| JuliusHackebeil said: You got an interesting perspective. Two things come to mind: 1) How interactivity does or does not provide artistic merit is difficult to gauge, because artistic merit is difficult to gauge. One could argue that the combat in the greek GoW games is mostly the same and has nothing much to do with the story. Or it is a way to let the player experience first hand how Kratos cannot escape the neverending violence, perpetuating the cycle himself. You could argue that the gameplay in The Witcher 3 does not change much between hour 1 and hour 40. But you could also argue that it is not about gameplay variablility, but about the decisions if and where the player directs Geralts violence towards. This decision shapes many quests and their stories. There is also this concept of emergent storytelling: "I jumped off a ledge and bonked a npc on the head" - that is hardly a compelling story... -when you tell it. But when you experience it first hand, doing it yourself via approximation through button presses, it becomes a very gripping, thrilling story to play through. In this sense interactivity provides an almost endless pool of compelling stories with artistic merit. They just don't translate well to writing (story telling in books). 2) Interactivity, and the storytelling merits coming from it, are not confined to only hitting enemies. It is also walking through an area, or panning the camera. It is even not to interact while you had the potential to, like not shooting an enemy, or choosing a non lethal approach in stealth games. Apart from standard mechanics for the whole game, games often have special moments of interactivity that might carry special artistic merit. God of War 1 comes to mind, when Kratos has to hug his family to transfer HP to them and protect them. Or in Brothers, when you have to use the controls from one brother to suddenly direct the other, overcoming his fears. Holding Yordas hand in ICO is even a mechanic throughout the whole game. I think there are many more examples like these. |
Fighting and exploration is much more impactful on me from fantasy and sci-fi books, like Brandon Sorenson, Tad Williams and Peter F Hamilton can describe them. Games never come close to that. Books can literally make my heart pound while reading, can make me feel fear especially while describing claustrophobic sections (which have no impact on me in movies nor VR) and make me tear up or laugh out loud.

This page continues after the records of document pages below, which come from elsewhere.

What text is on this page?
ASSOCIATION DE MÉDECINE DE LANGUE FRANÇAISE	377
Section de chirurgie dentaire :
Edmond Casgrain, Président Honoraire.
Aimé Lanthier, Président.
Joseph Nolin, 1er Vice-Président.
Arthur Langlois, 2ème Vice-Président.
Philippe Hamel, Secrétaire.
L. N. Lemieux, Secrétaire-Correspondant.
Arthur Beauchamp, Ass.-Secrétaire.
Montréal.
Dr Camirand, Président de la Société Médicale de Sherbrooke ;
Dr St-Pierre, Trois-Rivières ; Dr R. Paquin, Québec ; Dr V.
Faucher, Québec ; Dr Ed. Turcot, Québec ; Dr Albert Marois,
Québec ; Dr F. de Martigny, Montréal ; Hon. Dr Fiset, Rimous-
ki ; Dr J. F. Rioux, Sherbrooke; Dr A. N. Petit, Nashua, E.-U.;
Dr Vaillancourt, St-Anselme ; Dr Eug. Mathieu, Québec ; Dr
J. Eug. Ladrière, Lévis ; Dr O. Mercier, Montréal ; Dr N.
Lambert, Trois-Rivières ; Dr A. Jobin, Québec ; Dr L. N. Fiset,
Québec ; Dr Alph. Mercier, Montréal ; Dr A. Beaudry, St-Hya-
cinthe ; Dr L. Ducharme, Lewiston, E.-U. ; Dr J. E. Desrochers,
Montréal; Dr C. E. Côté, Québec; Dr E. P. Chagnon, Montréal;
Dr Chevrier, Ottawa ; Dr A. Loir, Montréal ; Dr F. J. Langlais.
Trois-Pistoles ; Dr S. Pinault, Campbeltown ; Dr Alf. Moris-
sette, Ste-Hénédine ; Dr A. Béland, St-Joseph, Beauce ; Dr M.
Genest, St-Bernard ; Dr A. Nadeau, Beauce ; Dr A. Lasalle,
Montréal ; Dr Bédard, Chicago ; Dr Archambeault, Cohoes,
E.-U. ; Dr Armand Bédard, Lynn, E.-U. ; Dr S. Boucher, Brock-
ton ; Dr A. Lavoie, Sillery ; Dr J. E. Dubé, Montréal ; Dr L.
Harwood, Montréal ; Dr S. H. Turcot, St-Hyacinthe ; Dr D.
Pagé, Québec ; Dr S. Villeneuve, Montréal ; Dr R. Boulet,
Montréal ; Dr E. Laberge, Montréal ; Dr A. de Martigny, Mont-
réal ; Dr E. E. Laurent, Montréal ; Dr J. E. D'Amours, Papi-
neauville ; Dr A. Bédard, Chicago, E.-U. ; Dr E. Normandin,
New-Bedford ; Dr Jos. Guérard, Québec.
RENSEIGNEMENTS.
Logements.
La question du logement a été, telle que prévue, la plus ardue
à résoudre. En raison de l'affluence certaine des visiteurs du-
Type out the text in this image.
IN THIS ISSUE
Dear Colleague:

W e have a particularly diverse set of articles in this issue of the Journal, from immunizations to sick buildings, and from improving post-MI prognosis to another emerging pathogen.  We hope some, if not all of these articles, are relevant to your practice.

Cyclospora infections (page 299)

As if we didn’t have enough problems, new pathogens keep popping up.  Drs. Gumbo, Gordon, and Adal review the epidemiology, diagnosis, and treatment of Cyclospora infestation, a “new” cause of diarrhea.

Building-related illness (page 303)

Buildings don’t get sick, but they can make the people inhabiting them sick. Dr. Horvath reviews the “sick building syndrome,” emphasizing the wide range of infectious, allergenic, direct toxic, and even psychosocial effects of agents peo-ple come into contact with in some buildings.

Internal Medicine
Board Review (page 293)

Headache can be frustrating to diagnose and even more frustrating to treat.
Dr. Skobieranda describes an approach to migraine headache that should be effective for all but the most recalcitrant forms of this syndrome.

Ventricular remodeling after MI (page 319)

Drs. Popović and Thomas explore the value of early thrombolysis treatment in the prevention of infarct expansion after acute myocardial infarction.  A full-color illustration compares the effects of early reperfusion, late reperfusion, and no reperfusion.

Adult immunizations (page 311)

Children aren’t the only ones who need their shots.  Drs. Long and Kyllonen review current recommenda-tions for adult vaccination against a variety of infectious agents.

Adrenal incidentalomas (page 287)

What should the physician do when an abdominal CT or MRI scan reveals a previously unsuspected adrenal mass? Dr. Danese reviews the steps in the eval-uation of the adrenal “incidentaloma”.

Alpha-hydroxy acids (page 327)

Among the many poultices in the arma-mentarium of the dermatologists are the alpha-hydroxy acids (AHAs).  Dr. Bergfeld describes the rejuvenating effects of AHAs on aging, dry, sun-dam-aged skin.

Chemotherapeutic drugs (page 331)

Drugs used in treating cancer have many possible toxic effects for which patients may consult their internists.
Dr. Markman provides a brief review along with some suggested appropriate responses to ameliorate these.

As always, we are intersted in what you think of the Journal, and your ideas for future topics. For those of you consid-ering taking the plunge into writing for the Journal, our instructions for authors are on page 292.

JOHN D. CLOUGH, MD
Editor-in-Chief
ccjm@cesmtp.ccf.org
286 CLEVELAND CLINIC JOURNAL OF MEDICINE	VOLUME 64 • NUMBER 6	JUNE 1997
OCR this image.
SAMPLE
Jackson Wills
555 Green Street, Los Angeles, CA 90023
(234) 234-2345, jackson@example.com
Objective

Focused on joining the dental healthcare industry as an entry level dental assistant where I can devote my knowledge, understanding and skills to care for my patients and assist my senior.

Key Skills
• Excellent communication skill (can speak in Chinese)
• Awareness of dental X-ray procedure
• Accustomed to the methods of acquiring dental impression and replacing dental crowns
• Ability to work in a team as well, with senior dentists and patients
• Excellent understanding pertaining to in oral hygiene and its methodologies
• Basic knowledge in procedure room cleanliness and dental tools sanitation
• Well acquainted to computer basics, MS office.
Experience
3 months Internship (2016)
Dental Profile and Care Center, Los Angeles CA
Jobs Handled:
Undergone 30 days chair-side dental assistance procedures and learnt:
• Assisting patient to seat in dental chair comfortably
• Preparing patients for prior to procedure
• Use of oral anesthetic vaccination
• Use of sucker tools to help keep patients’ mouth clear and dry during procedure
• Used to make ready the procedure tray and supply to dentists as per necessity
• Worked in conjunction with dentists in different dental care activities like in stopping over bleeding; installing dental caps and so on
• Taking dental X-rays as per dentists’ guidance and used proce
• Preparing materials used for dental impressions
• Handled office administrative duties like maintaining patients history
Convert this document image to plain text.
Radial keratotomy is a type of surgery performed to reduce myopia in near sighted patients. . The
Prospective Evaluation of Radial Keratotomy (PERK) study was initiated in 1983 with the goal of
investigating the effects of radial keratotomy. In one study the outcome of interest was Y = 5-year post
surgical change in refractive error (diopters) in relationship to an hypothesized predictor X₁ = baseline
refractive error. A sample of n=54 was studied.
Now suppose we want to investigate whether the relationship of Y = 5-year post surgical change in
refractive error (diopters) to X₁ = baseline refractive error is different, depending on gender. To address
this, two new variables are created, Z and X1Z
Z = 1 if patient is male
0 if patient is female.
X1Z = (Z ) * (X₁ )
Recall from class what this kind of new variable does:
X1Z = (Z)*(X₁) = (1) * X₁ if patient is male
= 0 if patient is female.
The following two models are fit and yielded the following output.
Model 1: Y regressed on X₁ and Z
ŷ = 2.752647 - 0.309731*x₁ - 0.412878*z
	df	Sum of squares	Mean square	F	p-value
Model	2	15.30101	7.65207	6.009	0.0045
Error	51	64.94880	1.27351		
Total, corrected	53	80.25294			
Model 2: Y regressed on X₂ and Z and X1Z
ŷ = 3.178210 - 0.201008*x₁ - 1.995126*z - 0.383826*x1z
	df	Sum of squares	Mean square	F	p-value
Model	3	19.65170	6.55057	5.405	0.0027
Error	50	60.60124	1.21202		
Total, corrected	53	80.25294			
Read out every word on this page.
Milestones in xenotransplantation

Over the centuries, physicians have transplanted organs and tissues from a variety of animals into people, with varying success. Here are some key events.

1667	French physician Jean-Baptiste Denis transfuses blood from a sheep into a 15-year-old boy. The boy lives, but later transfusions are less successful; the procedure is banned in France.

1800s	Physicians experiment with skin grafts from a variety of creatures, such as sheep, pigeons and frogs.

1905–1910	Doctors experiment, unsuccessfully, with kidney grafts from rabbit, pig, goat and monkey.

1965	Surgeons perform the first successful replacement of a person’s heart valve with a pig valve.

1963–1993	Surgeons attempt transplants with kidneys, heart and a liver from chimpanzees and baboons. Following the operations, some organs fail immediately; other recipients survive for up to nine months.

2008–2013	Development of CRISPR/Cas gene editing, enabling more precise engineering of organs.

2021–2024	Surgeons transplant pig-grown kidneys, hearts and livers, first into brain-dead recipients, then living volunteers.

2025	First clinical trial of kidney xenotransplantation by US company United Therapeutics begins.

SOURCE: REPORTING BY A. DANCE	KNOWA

Emergent story telling is great but the undirected nature gives it little flow nor purpose. At most I feel like a cartographer in games, mapping out the play area (in my head or opening up the in game map). Over the decades I've become less and less interested in the actual combat, and my emergent 'stories' are now mostly about exploration of the world. My TotK / BotW memories are all about world exploration. Same for Dark Souls, the world in the art piece that sticks with me. The combat, I just remember Ornstein and Smough being a pita due to player invasions. Meanwhile futuristic battles describe by Peter F Hamilton, amazing what he can conjure up in your mind.
So yes interactivity to me is mostly exploring the game worlds, like exploring a museum / park / nature area.
The extra mechanics are cool but despite having played GoW1, I don't remember that at all, made no impact. I do remember Brother's mechanic but it didn't feel emotional at the time. It was as simple as press X to jump in my mind. The story made the impact, the 'mechanic' just felt like a clever trick like changing controller ports in MGS. In IcO it wasn't the hand holding mechanic that made me care for Yorda, it was the repetitive threat and having to run back to defend her over and over.
So no, these interactions are not displaying any artistic merrit to me. Controls are still a filter limiting how we can interact with the virtual worlds. The only game I felt where the controls had artistic merrit is Pixeljunk 3AM, where you use the move controllers to create music with different effects. Basically turning the move controllers into electronic instruments. Music is powerful!